By Shishir Gupta, CEO at Oakter
It was the sweltering summer of 2013. My friends and I decided to traverse around the city of NCR. We conducted a survey amongst home automation customers to understand their lifestyle. The deductions were surprising. We discovered that a home automation user needed to be brave. They need to be brave on at least one of the two fronts. Either be brave to adjust their lifestyle according to the product installed in their homes or brave enough to follow up with their expensive vendor to adjust the product according to their likings. A large number from our survey sample refused to be brave on either and ended up deactivating the home automation system. Many who got the system pre-installed at their homes never activated the system. Those who were brave enough to use the system had few things that they wanted to change.
In retrospect, I analyzed the core reason for the need of bravery. It was due to a myth that home automation shall be planned and implemented during the construction stage. When someone is building a new home, that family is imagining a new lifestyle and comfort that they want to experience in their new adobe. According to that imagination, they are planning the home with help of experts like architect and designers. No matter how much time and effort is spent in this initial planning, once the family actually moves and experience the new lifestyle they see improvements and changes they want to do in their home. So, the furniture moves around, some new things come in, few things are moved out.

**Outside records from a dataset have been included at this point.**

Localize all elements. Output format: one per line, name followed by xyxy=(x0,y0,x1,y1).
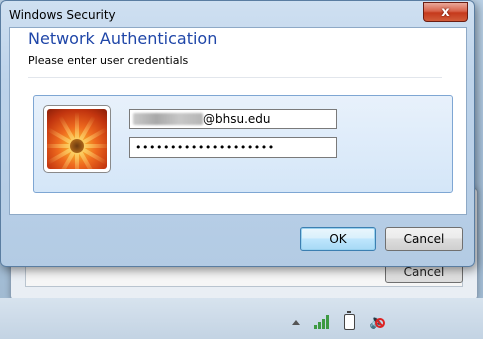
battery-icon[interactable] xyxy=(344,311,355,330)
username-field[interactable]: @bhsu.edu xyxy=(129,109,337,129)
button-bar: OK Cancel xyxy=(1,213,474,265)
system-tray: 🔈 xyxy=(292,311,386,332)
close-icon: x xyxy=(441,4,450,20)
taskbar: 🔈 xyxy=(0,298,483,339)
flower-avatar-image xyxy=(47,109,107,169)
password-mask: •••••••••••••••••••• xyxy=(135,141,275,154)
network-icon[interactable] xyxy=(314,315,330,329)
title-bar[interactable]: Windows Security x xyxy=(1,1,474,27)
windows-security-dialog: Windows Security x Network Authenticatio… xyxy=(0,0,475,267)
show-hidden-icons-icon[interactable] xyxy=(292,319,300,325)
ok-button[interactable]: OK xyxy=(300,227,376,251)
password-field[interactable]: •••••••••••••••••••• xyxy=(129,137,337,158)
close-button[interactable]: x xyxy=(423,2,468,22)
window-title: Windows Security xyxy=(9,8,116,22)
volume-muted-icon[interactable]: 🔈 xyxy=(369,314,386,330)
cancel-button[interactable]: Cancel xyxy=(385,227,463,251)
dialog-subheading: Please enter user credentials xyxy=(28,54,189,67)
username-domain: @bhsu.edu xyxy=(203,112,271,126)
credential-tile[interactable]: @bhsu.edu •••••••••••••••••••• xyxy=(33,95,453,193)
dialog-heading: Network Authentication xyxy=(28,29,218,48)
user-avatar xyxy=(43,105,111,173)
redacted-username xyxy=(133,112,203,125)
divider xyxy=(28,77,442,78)
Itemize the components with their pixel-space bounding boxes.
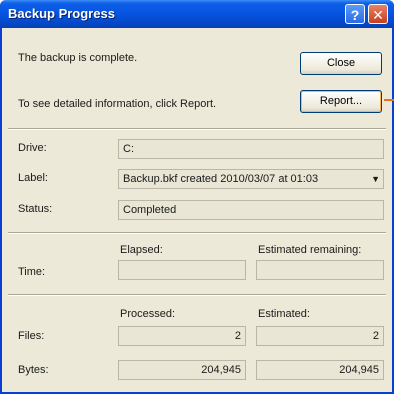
- report-pointer-arrow: [384, 99, 394, 101]
- window-title: Backup Progress: [8, 6, 115, 21]
- title-bar[interactable]: Backup Progress ? ✕: [0, 0, 394, 28]
- estimated-header: Estimated:: [258, 308, 310, 320]
- status-field: Completed: [118, 200, 384, 220]
- files-estimated-field: 2: [256, 326, 384, 346]
- help-icon[interactable]: ?: [345, 4, 365, 24]
- bytes-estimated-field: 204,945: [256, 360, 384, 380]
- drive-label: Drive:: [18, 142, 47, 154]
- separator: [8, 232, 386, 234]
- files-label: Files:: [18, 330, 45, 342]
- dialog-content: The backup is complete. Close To see det…: [2, 28, 394, 392]
- details-message: To see detailed information, click Repor…: [18, 98, 217, 110]
- bytes-label: Bytes:: [18, 364, 49, 376]
- label-label: Label:: [18, 172, 48, 184]
- chevron-down-icon[interactable]: ▼: [371, 170, 380, 188]
- drive-field: C:: [118, 139, 384, 159]
- bytes-processed-field: 204,945: [118, 360, 246, 380]
- separator: [8, 294, 386, 296]
- report-button[interactable]: Report...: [300, 90, 382, 113]
- label-field[interactable]: Backup.bkf created 2010/03/07 at 01:03 ▼: [118, 169, 384, 189]
- elapsed-header: Elapsed:: [120, 244, 163, 256]
- files-processed-field: 2: [118, 326, 246, 346]
- separator: [8, 128, 386, 130]
- remaining-field: [256, 260, 384, 280]
- remaining-header: Estimated remaining:: [258, 244, 362, 256]
- complete-message: The backup is complete.: [18, 52, 138, 64]
- processed-header: Processed:: [120, 308, 176, 320]
- backup-progress-window: Backup Progress ? ✕ The backup is comple…: [0, 0, 394, 394]
- time-label: Time:: [18, 266, 46, 278]
- elapsed-field: [118, 260, 246, 280]
- close-button[interactable]: Close: [300, 52, 382, 75]
- label-value: Backup.bkf created 2010/03/07 at 01:03: [123, 173, 325, 185]
- close-icon[interactable]: ✕: [368, 4, 388, 24]
- status-label: Status:: [18, 203, 53, 215]
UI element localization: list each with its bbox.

Experts help the family so that these changes could be accommodated in future. Most of the items like furniture, white goods, and partitions can be modified or procured. However few things like beams, columns, electrical wiring conduit, building material cannot be changed. They are hence designed in a way that even if things change in future, they would not be required to change. Home automation falls into a category that is required to be fluidic based on lifestyle, usage of a room and even weather. However, since traditional home automation is wired-in along with wall sockets and plugs, it becomes very difficult to change it. So a system that is required to change frequently and adapt itself according to the varying parameter is fundamentally designed otherwise.
The core technology for home automation has gone through a transformational change with advances in wireless communication. Wireless communication has become so robust that wiring is not required. All traditional home automation companies have developed the wireless range of products. Hence, if someone built their home after 2005 AD, then it did not require them to have a wired system. However, the myth supported by eager home automation vendors & technology fearing architects has resulted in the need of bravery. It’s only in 2010 that another technological advancement has made home automation truly fluidic. The technology of Internet of Things (IoT), which arrived in 2010’s is the final frontier when it comes to fluidity of home automation systems. All home devices get connected to the internet and they operate via a mobile app.
The advent of the wireless internet and mobile phone has made it possible to seamlessly upgrade the devices using over the air mobile app upgrades and firmware upgrades. It’s only now that user can automate only a few devices in a home and easily expand your experience by adding more devices to the same mobile app. It is now that home automation companies, which are essentially software companies, upgrade their system on monthly basis without any extra cost to the customer. If enough of user request are received by these software companies then they will surely incorporate that in their next upgrade. Not because they are more customer conscious companies, but because it’s much less costly to do these frequent upgrades.
Modern home automation systems are not tied to a home; if you change home you can unplug the system like your refrigerator and take it with you to your new home to get the same coolness. Doing a retrofit installation of the home automation system is much more cost effective and provides a much better customer experience than that which is implemented during the construction stage. Still, most of the home automation decisions are taken at construction stage since the myth is strong.